Just some other blog about computers and programming

New OOM Killer Implementation in Linux 2.6.36

As reported on Kernel Newbies, there is almost a complete rewrite of the Out Of Memory (OOM) killer algorithm in the recently-release 2.6.36 kernel.

The LWN article “Another OOM killer rewrite” has a detailed explanation of the changes.

The addition of new heuristics for fork bomb detection and changes to child process detection are a welcome change, but I wonder about the modifications to the calculation of the badness score. It appears that process run-times are no longer considered, only the overall percentage of total memory used.
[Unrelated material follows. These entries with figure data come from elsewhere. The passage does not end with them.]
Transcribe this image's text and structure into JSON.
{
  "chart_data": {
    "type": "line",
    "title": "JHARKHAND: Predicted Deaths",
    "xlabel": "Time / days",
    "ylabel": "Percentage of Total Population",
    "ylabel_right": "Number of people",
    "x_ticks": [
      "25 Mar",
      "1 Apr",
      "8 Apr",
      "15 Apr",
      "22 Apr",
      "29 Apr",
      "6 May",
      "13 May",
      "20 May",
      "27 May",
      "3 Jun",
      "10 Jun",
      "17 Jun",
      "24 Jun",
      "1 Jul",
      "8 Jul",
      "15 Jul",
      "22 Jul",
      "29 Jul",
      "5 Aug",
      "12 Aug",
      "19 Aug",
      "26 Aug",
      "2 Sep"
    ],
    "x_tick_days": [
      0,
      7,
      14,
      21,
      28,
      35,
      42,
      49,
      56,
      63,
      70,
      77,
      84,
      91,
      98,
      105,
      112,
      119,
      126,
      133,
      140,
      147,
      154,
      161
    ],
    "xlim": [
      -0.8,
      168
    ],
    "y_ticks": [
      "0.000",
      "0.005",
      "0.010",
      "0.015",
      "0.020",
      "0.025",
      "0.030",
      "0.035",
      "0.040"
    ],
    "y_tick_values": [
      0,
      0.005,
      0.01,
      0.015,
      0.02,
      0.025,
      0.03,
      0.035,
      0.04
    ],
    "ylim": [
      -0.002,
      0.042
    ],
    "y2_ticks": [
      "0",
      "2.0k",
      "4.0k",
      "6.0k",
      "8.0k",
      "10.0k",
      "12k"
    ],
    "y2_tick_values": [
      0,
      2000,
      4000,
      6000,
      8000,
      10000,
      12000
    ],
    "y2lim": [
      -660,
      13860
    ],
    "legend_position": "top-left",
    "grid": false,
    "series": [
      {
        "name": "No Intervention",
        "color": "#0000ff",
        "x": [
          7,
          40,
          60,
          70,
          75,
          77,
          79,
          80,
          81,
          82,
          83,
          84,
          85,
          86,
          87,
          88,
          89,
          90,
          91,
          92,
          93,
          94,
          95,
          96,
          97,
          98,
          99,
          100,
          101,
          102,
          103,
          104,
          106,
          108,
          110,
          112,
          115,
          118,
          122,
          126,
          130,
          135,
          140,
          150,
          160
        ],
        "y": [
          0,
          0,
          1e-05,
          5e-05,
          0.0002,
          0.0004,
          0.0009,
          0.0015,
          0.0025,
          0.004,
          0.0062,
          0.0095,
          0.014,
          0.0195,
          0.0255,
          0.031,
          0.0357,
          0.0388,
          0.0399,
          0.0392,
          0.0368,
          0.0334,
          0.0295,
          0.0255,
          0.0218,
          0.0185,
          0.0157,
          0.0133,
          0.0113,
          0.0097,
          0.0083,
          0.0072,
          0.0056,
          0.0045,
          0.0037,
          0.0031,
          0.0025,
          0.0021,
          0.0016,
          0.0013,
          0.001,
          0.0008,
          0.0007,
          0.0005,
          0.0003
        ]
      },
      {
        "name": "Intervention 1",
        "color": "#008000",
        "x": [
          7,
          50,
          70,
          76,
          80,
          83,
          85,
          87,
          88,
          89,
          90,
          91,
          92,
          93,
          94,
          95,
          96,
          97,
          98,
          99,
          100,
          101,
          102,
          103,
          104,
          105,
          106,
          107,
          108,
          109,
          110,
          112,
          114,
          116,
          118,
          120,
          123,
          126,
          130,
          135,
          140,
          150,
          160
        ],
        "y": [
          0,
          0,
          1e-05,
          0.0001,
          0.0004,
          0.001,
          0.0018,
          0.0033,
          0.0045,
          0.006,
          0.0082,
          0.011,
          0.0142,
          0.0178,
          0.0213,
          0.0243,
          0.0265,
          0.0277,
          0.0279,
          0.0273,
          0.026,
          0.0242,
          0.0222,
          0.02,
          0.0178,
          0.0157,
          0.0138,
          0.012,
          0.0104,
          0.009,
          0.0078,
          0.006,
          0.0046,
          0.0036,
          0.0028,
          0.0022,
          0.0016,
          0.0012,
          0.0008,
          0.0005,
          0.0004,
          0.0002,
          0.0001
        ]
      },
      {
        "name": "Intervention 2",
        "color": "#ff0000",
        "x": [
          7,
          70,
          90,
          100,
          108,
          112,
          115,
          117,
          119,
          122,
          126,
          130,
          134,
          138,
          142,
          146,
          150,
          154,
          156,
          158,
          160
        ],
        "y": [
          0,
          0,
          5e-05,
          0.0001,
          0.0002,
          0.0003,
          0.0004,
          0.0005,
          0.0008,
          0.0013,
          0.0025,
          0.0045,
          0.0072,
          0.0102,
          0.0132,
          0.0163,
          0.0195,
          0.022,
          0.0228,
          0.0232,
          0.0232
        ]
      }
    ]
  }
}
For multi-job batch processing system as implemented compute cluster this is less than ideal.

Consider the following scenario:

  1. Job A is long-running high-memory job has been humming along on a node for quite some time

  2. Job B begins to run on the node

  3. Job B allocates a bunch of memory, and causes the OOMKiller to be triggered

  4. Job A gets killed because it’s using more memory

In the old OOM killer implementation, Job A would be safe because its badness score would be considerably lower than that of Job B by virtue of it having run for a longer period. In the new implementation, it’s selected for killing simply because it’s using more memory.

As a cluster administrator, this is not what I want. In most cases the desired policy is that existing jobs should take precedence over newly executed. The old implementation gets this right pretty much by default but the new one does not.

Speaking of defaults, another modification that comes along with the new badness heuristic is the new oom_score_adj variable in /proc which is meant to replace the oom_adj variable. The new oom_score_adj is simply an absolute value that can be used to linearly alter the badness score. The oom_adj variable in the previous version was a bit-shift of the badness, which I think was more useful for our purposes.

For example, in our cluster we would set the oom_adj value of the node shepherd processes (pbs_mom or sge_execd) to +10 or so. This would ensure that the processes controlling the jobs, and more importantly, their children which are the actual jobs, would be considered for killing by a score several orders of magnitude more than the system processes which actually keep the nodes alive.

Combined with runtime calculations this simple tweak meant that the first processes to be considered for killing would be those launched by the most recently executed job, exactly what we want. With the new algorithm it’s still unclear to me how to achieve the same behavior.

It seems that the new implementation is designed more with desktop usage in mind. It makes the assumption more desirable to reclaim as much memory as possible by killing the fewest number of processes.

While the invocation of the OOM killer by the kernel can typically be avoided through careful tuning of your resource management / scheduling system, the facilities to enforce the limits are not perfect. Most resource managers implement memory “quotas” through a combination of the system’s ulimits facility and resource tracking by the shepherd process.

The major limitation of the ulimits approach is that it applies on a per-process basis. If a job is granted a limit 1 GB of memory, nothing stops it from spawning multiple processes each of which consumes up to the limit. This is one reason why a second a level of enforcement is performed by the shepherd process. In GridEngine this is implemented by assigning a unique job-specific extended group ID to the job processes, and then tallying up the memory usage of all processes with that ID. This catches the case where multiple processes use more memory than requested but to keep overhead down the usage is only polled every few minutes. A job could still allocate and dirty more than its share of memory in between the polls and cause the OOMKiller to be triggered.

Since it seems the OOM killer can never be avoided entirely, it’s important that the algorithm is tunable enough that an administrator can control its behavior with a high degree of certainty. The new implementation in 2.6.36 seems to take some steps backwards in that respect.